Jakarta, Aktual.com – Direktur Eksekutif Celgor (Center for Local Government Reform) Budi Mulyawan mengatakan, mendukung Gubernur DKI Basuki Tjahaja Purnama (Ahok), sama saja mendukung rusaknya tata kenegaraan di Indonesia.

Menurut dia, ada empat aspek yang dirusak selama kepemimpinan Ahok di DKI Jakarta.

Pertama, rusaknya aspek cita- cita Proklamasi untuk membangun manusia Indonesia seutuhnya dan visi kemanusiaan. “Ahok tidak punya visi itu,” ucap Budi, saat dihubungi Aktual.com, di Jakarta, Senin (23/5).

Itu bisa terlihat dari sistem pendidikan di DKI yang tidak jelas pembangunannya, penggusuran warga miskin tanpa memberi solusi, dan semakin memarjinalkan penduduk Jakarta.

Kedua, Ahok bertentangan dengan Demokrasi Pancasila yang mengutamakan politik santun dan beradab untuk memelihara persatuan bangsa.

Sedangkan Ahok, kata dia, tidak melakukan kebijakan ke arah itu, tapi malah lakukan perpecahan. Ahok juga dianggapnya tidak bisa memberi contoh sebagai pemimpin yang baik dan benar.

Ketiga, Ahok merusak sistem administrasi negara. Dituturkan Budi, aspek itu bisa dilihat dari ‘kegemaran ‘Ahok’ mengacak-acak sistem keuangan negara. Dengan pembangunan di DKI yang dananya tidak bersumber dari APBD dan memilih menggunakan sumber-sumber lain hasil ‘malak’ korporasi. Misal lewat pungutan koefisien lantai bangunan (KLB), kewajiban tambahan pengembang reklamasi.

Ahok, ujar dia, melakukan semua itu tanpa berkonsultasi dengan DPRD DKI. Memungut dan menggunakan dana-dana swasta dengan membuat Peraturan Gubernur (Pergub). Alhasil, proyek yang digarap dan jumlah uang yang dikumpulkan pun hanya Ahok yang tahu, karena tidak diputuskan bersama DPRD.

“Ketika pakai sistem pergub, maka pembangunan di Jakarta jadi sangat subyektif menurut Ahok saja. Fungsi kontrol DPRD jadi lemah. Meskipun cara ini legal, tapi kalau semua Pemda pakai cara begini, hancur ini sistem administrasi negara,” ucap dia.

Diingatkan dia, pembangunan itu bukan asal cepat, tapi juga harus benar. Dan DPRD DKI, mau tidak mau adalah representasi rakyat Jakarta. Karena pembangunan harusnya demi kepentingan rakyat, maka dewan harus dilibatkan dalam pembangunan. “Ngga bisa main sendiri sebagai kepala daerah,” ucap dia.
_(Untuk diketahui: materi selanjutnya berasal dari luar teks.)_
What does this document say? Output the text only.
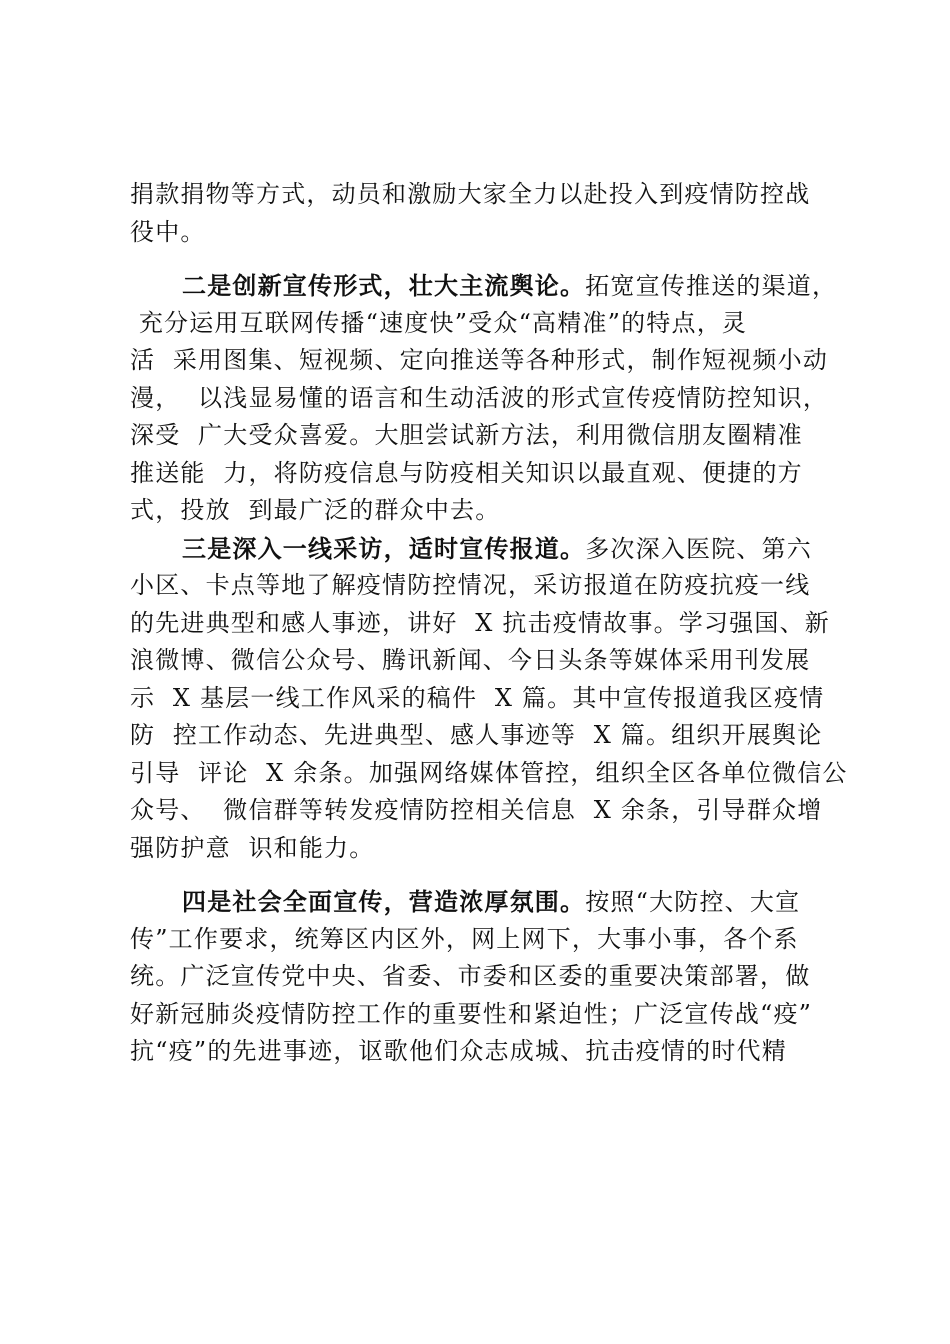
捐款捐物等方式，动员和激励大家全力以赴投入到疫情防控战
役中。
二是创新宣传形式，壮大主流舆论。拓宽宣传推送的渠道，
充分运用互联网传播“速度快”受众“高精准”的特点，灵
活  采用图集、短视频、定向推送等各种形式，制作短视频小动
漫，  以浅显易懂的语言和生动活波的形式宣传疫情防控知识，
深受  广大受众喜爱。大胆尝试新方法，利用微信朋友圈精准
推送能  力，将防疫信息与防疫相关知识以最直观、便捷的方
式，投放  到最广泛的群众中去。
三是深入一线采访，适时宣传报道。多次深入医院、第六
小区、卡点等地了解疫情防控情况，采访报道在防疫抗疫一线
的先进典型和感人事迹，讲好  X 抗击疫情故事。学习强国、新
浪微博、微信公众号、腾讯新闻、今日头条等媒体采用刊发展
示  X 基层一线工作风采的稿件  X 篇。其中宣传报道我区疫情
防  控工作动态、先进典型、感人事迹等  X 篇。组织开展舆论
引导  评论  X 余条。加强网络媒体管控，组织全区各单位微信公
众号、  微信群等转发疫情防控相关信息  X 余条，引导群众增
强防护意  识和能力。
四是社会全面宣传，营造浓厚氛围。按照“大防控、大宣
传”工作要求，统筹区内区外，网上网下，大事小事，各个系
统。广泛宣传党中央、省委、市委和区委的重要决策部署，做
好新冠肺炎疫情防控工作的重要性和紧迫性；广泛宣传战“疫”
抗“疫”的先进事迹，讴歌他们众志成城、抗击疫情的时代精
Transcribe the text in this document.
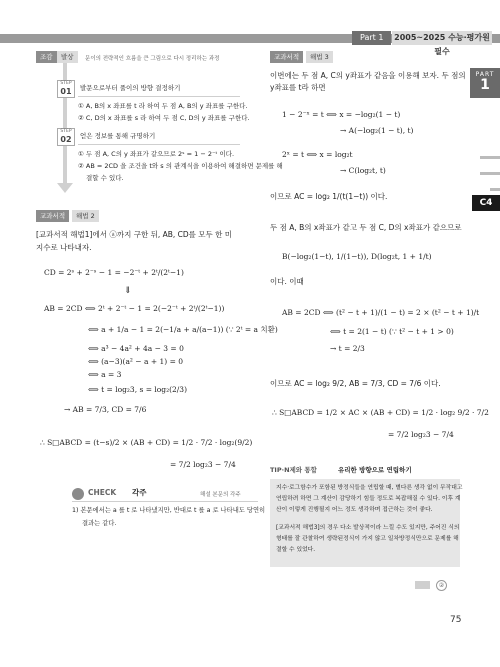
Part 1	2005~2025 수능·평가원 필수
PART
1
C4
조감	발상	문이의 전략적인 흐름을 큰 그림으로 다시 정리하는 과정
STEP
01	발문으로부터 풀이의 방향 결정하기
① A, B의 x 좌표를 t 라 하여 두 점 A, B의 y 좌표를 구한다.
② C, D의 x 좌표를 s 라 하여 두 점 C, D의 y 좌표를 구한다.
STEP
02	얻은 정보를 통해 규명하기
① 두 점 A, C의 y 좌표가 같으므로 2ˢ = 1 − 2⁻ᵗ 이다.
② AB = 2CD 을 조건을 t와 s 의 관계식을 이용하여 해결하면 문제를 해
결할 수 있다.
교과서적	해법 2
[교과서적 해법1]에서 ⓐ까지 구한 뒤, AB, CD를 모두 한 미
지수로 나타내자.
CD = 2ˢ + 2⁻ˢ − 1 = −2⁻ᵗ + 2ᵗ/(2ᵗ−1)
⇓
AB = 2CD ⟺ 2ᵗ + 2⁻ᵗ − 1 = 2(−2⁻ᵗ + 2ᵗ/(2ᵗ−1))
⟺ a + 1/a − 1 = 2(−1/a + a/(a−1)) (∵ 2ᵗ = a 치환)
⟺ a³ − 4a² + 4a − 3 = 0
⟺ (a−3)(a² − a + 1) = 0
⟺ a = 3
⟺ t = log₂3, s = log₂(2/3)
→ AB = 7/3, CD = 7/6
∴ S□ABCD = (t−s)/2 × (AB + CD) = 1/2 · 7/2 · log₂(9/2)
= 7/2 log₂3 − 7/4
CHECK 각주	해설 본문의 각주
1) 본문에서는 a 를 t 로 나타냈지만, 반대로 t 를 a 로 나타내도 당연히
결과는 같다.
교과서적	해법 3
이번에는 두 점 A, C의 y좌표가 같음을 이용해 보자. 두 점의
y좌표를 t라 하면
1 − 2⁻ˣ = t ⟺ x = −log₂(1 − t)
→ A(−log₂(1 − t), t)
2ˣ = t ⟺ x = log₂t
→ C(log₂t, t)
이므로 AC = log₂ 1/(t(1−t)) 이다.
두 점 A, B의 x좌표가 같고 두 점 C, D의 x좌표가 같으므로
B(−log₂(1−t), 1/(1−t)), D(log₂t, 1 + 1/t)
이다. 이때
AB = 2CD ⟺ (t² − t + 1)/(1 − t) = 2 × (t² − t + 1)/t
⟺ t = 2(1 − t) (∵ t² − t + 1 > 0)
→ t = 2/3
이므로 AC = log₂ 9/2, AB = 7/3, CD = 7/6 이다.
∴ S□ABCD = 1/2 × AC × (AB + CD) = 1/2 · log₂ 9/2 · 7/2
= 7/2 log₂3 − 7/4
TIP·N제와 통합	유리한 방향으로 연립하기
지수·로그함수가 포함된 방정식들을 연립할 때, 별다른 생각 없이 무작대고
연립하려 하면 그 계산이 감당하기 힘들 정도로 복잡해질 수 있다. 이후 계
산이 이렇게 진행될지 어느 정도 생각하며 접근하는 것이 좋다.
[교과서적 해법3]의 경우 다소 발상적이라 느낄 수도 있지만, 주어진 식의
형태를 잘 관찰하여 생략된정식이 가지 않고 일차방정식만으로 문제를 해
결할 수 있었다.
②
75
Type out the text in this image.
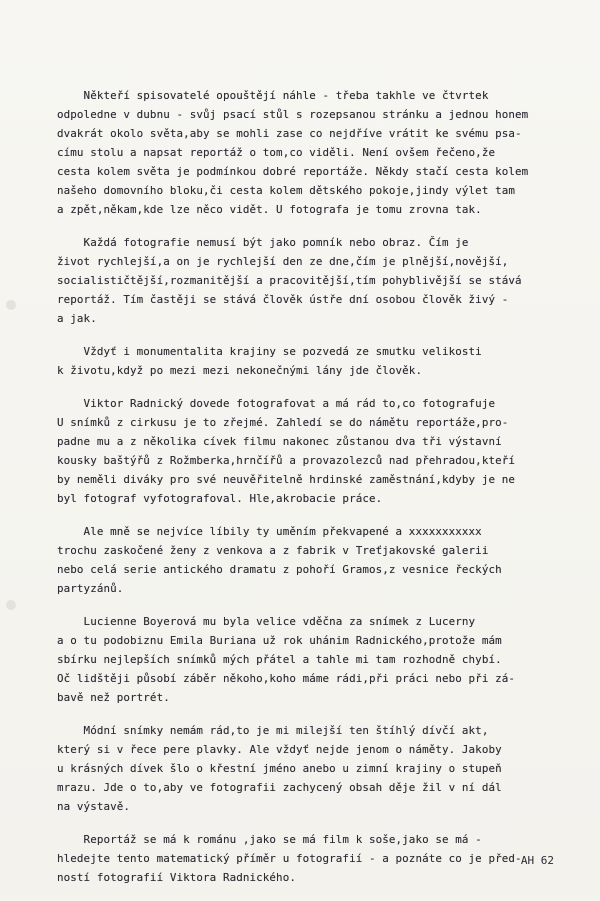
Někteří spisovatelé opouštějí náhle - třeba takhle ve čtvrtek
odpoledne v dubnu - svůj psací stůl s rozepsanou stránku a jednou honem
dvakrát okolo světa,aby se mohli zase co nejdříve vrátit ke svému psa-
címu stolu a napsat reportáž o tom,co viděli. Není ovšem řečeno,že
cesta kolem světa je podmínkou dobré reportáže. Někdy stačí cesta kolem
našeho domovního bloku,či cesta kolem dětského pokoje,jindy výlet tam
a zpět,někam,kde lze něco vidět. U fotografa je tomu zrovna tak.

Každá fotografie nemusí být jako pomník nebo obraz. Čím je
život rychlejší,a on je rychlejší den ze dne,čím je plnější,novější,
socialističtější,rozmanitější a pracovitější,tím pohyblivější se stává
reportáž. Tím častěji se stává člověk ústře dní osobou člověk živý -
a jak.

Vždyť i monumentalita krajiny se pozvedá ze smutku velikosti
k životu,když po mezi mezi nekonečnými lány jde člověk.

Viktor Radnický dovede fotografovat a má rád to,co fotografuje
U snímků z cirkusu je to zřejmé. Zahledí se do námětu reportáže,pro-
padne mu a z několika cívek filmu nakonec zůstanou dva tři výstavní
kousky baštýřů z Rožmberka,hrnčířů a provazolezců nad přehradou,kteří
by neměli diváky pro své neuvěřitelně hrdinské zaměstnání,kdyby je ne
byl fotograf vyfotografoval. Hle,akrobacie práce.

Ale mně se nejvíce líbily ty uměním překvapené a xxxxxxxxxxx
trochu zaskočené ženy z venkova a z fabrik v Treťjakovské galerii
nebo celá serie antického dramatu z pohoří Gramos,z vesnice řeckých
partyzánů.

Lucienne Boyerová mu byla velice vděčna za snímek z Lucerny
a o tu podobiznu Emila Buriana už rok uhánim Radnického,protože mám
sbírku nejlepších snímků mých přátel a tahle mi tam rozhodně chybí.
Oč lidštěji působí záběr někoho,koho máme rádi,při práci nebo při zá-
bavě než portrét.

Módní snímky nemám rád,to je mi milejší ten štíhlý dívčí akt,
který si v řece pere plavky. Ale vždyť nejde jenom o náměty. Jakoby
u krásných dívek šlo o křestní jméno anebo u zimní krajiny o stupeň
mrazu. Jde o to,aby ve fotografii zachycený obsah děje žil v ní dál
na výstavě.

Reportáž se má k románu ,jako se má film k soše,jako se má -
hledejte tento matematický příměr u fotografií - a poznáte co je před-
ností fotografií Viktora Radnického.

AH 62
Kalau pun alasan Ahok lalu lakukan itu karena menuding DPRD sarang korupsi, itu soal lain. “Korupsi bukan hanya terjadi di DPRD. Sekarang KPK saja bisa diindikasikan sarang korup. Itu bukan alasan untuk menihilkan sistem politik di Indonesia,” ucap dia.

Keempat, Ahok merusak sistem tata negara. Salah satu indikatornya, Ahok kerap membuat penafsiran hukum sendiri. Misal dengan menyebut BPK salah di urusan Sumber Waras. Lalu kasus terbaru, Ahok lakukan pembenaran dengan istilah ‘diskresi’ untuk memungut kontribusi tambahan dari pengembang di proyek reklamasi.

“Membuat perjanjian sendiri tanpa payung hukum yang jelas dengan alasan gubernur punya hak diskresi, masa kepala daerah bisa lakukan hal begini? Bisa bubar negara ini kalau semua meniru Ahok, semua dengan pembenaran diskresi nantinya,” ujar dia.